Description: WRDS (https://wrds-web.wharton.upenn.edu/wrds/) is a web-based business data research service from The Wharton School at the University of Pennsylvania. It is a common portal for accessing the Compustat database of corporate fundamental data and the CRSP database of security prices and returns. This data is typically downloaded in large flat files which need subsequent ECTL operations performed prior to the data being usable for research and modeling.

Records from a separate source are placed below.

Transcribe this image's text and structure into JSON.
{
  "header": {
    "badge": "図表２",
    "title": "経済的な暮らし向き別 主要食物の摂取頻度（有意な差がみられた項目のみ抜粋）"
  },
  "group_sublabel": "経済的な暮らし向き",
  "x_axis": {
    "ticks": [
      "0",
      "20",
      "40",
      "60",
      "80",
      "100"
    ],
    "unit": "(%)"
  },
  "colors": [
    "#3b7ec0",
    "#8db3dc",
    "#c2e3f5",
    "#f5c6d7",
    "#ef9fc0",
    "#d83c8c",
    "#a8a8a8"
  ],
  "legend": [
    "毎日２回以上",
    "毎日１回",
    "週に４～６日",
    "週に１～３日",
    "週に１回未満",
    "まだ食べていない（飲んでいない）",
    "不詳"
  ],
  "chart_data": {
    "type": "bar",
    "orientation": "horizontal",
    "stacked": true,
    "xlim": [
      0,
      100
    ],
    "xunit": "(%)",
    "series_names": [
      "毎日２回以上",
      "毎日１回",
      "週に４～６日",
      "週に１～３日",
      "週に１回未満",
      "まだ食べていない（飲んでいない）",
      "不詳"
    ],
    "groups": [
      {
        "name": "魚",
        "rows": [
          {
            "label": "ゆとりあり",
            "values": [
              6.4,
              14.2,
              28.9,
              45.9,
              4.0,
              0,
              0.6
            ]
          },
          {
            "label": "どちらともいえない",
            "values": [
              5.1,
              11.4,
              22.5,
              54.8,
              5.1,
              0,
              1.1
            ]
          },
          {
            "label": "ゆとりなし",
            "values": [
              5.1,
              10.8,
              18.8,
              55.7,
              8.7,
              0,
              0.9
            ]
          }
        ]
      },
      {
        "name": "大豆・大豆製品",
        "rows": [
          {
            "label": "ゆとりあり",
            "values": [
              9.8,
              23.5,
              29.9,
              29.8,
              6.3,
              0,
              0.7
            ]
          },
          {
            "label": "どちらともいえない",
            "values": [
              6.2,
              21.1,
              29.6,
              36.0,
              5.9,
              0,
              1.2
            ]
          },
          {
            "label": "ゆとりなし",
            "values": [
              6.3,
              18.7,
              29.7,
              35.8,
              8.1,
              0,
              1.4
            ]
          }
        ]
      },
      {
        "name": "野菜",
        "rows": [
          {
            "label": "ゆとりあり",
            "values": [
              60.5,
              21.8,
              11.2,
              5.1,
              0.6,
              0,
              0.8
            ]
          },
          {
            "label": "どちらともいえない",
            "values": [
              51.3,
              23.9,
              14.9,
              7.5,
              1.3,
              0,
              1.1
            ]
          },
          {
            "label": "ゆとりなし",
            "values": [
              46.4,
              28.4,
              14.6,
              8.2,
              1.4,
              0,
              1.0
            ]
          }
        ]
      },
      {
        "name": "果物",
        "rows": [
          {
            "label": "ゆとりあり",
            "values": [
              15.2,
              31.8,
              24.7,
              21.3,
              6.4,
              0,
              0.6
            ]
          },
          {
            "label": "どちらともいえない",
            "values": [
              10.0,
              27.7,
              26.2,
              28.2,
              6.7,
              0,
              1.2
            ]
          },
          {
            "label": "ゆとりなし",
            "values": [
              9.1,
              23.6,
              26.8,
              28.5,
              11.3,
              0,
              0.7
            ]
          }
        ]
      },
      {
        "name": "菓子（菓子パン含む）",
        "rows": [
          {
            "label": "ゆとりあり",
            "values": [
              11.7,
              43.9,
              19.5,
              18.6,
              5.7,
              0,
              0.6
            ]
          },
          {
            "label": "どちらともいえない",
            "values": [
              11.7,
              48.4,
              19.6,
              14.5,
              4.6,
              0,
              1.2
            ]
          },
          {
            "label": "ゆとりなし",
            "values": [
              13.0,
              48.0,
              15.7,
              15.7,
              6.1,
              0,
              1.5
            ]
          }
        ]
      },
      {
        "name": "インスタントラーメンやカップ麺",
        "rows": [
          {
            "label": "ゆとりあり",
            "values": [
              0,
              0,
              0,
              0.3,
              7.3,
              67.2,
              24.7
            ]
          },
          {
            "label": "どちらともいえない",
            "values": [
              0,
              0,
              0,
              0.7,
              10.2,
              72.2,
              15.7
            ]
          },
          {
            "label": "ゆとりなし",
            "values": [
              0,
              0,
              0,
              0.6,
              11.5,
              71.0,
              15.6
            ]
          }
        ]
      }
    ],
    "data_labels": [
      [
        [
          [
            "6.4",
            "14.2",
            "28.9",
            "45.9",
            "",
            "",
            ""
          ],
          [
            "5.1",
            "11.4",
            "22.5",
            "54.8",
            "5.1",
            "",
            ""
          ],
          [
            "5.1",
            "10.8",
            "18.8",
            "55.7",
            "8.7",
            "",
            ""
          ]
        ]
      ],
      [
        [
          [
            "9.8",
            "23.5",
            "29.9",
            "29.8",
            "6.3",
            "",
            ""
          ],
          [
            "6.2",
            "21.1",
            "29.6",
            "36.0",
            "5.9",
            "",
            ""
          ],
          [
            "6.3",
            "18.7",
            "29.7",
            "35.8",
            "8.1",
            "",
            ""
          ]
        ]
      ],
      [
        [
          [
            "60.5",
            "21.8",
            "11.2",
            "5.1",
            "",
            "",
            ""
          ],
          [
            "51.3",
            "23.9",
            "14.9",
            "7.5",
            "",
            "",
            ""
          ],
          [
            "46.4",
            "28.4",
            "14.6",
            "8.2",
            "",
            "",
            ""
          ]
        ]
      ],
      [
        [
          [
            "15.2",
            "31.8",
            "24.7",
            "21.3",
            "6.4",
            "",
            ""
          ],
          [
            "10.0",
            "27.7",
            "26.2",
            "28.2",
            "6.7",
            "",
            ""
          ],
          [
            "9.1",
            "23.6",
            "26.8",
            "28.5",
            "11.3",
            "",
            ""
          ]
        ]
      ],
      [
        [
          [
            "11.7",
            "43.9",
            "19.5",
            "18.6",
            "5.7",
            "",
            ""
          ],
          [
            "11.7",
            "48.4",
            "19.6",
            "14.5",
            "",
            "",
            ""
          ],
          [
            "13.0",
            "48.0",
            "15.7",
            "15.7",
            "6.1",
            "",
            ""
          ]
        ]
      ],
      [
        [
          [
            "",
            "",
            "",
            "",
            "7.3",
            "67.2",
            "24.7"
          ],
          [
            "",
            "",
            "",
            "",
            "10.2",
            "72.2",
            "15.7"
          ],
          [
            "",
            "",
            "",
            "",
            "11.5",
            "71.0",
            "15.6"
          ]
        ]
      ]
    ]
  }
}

The wrds package is intended to automate and simply this ECTL process thus significantly minimizing the time and effort required to begin research using CCM data.

Related work: There are other projects to facilitate the downloading of data from WRDS via MATLAB (http://www.mathworks.com/matlabcentral/fileexchange/48333-okomarov-wrds) and Python (https://github.com/edwinhu/wrds), however, the authors are not aware of an R package that supports this process.

Potential tasks:

  • Function(s) for downloading CCM data from WRDS
  • Function(s) for inserting downloaded CCM data into a local SQLite database
  • Function(s) for extracting CCM data from the local SQLite database based on asset class, index constituent, etc.
  • Function(s) for aggregating/disaggregating and aligning data to different frequencies (i.e. quarterly, monthly, weekly)
  • Function(s) for interpolating missing data

WRDS requirement: Student must have access to Wharton Research Data Services through their university; unfortunately, project mentors cannot provide this required resource.

Skills required:

  • Knowledge of R and R package development
  • Ability to document R functions and data via Roxygen2
  • Ability to work with version control systems (R-forge/Github)
  • Ability to write clear vignettes demonstrating function usage

Test: TBD

Mentor: Guy Yollin ([@](mailto:gyollin {at} uw {dot} edu))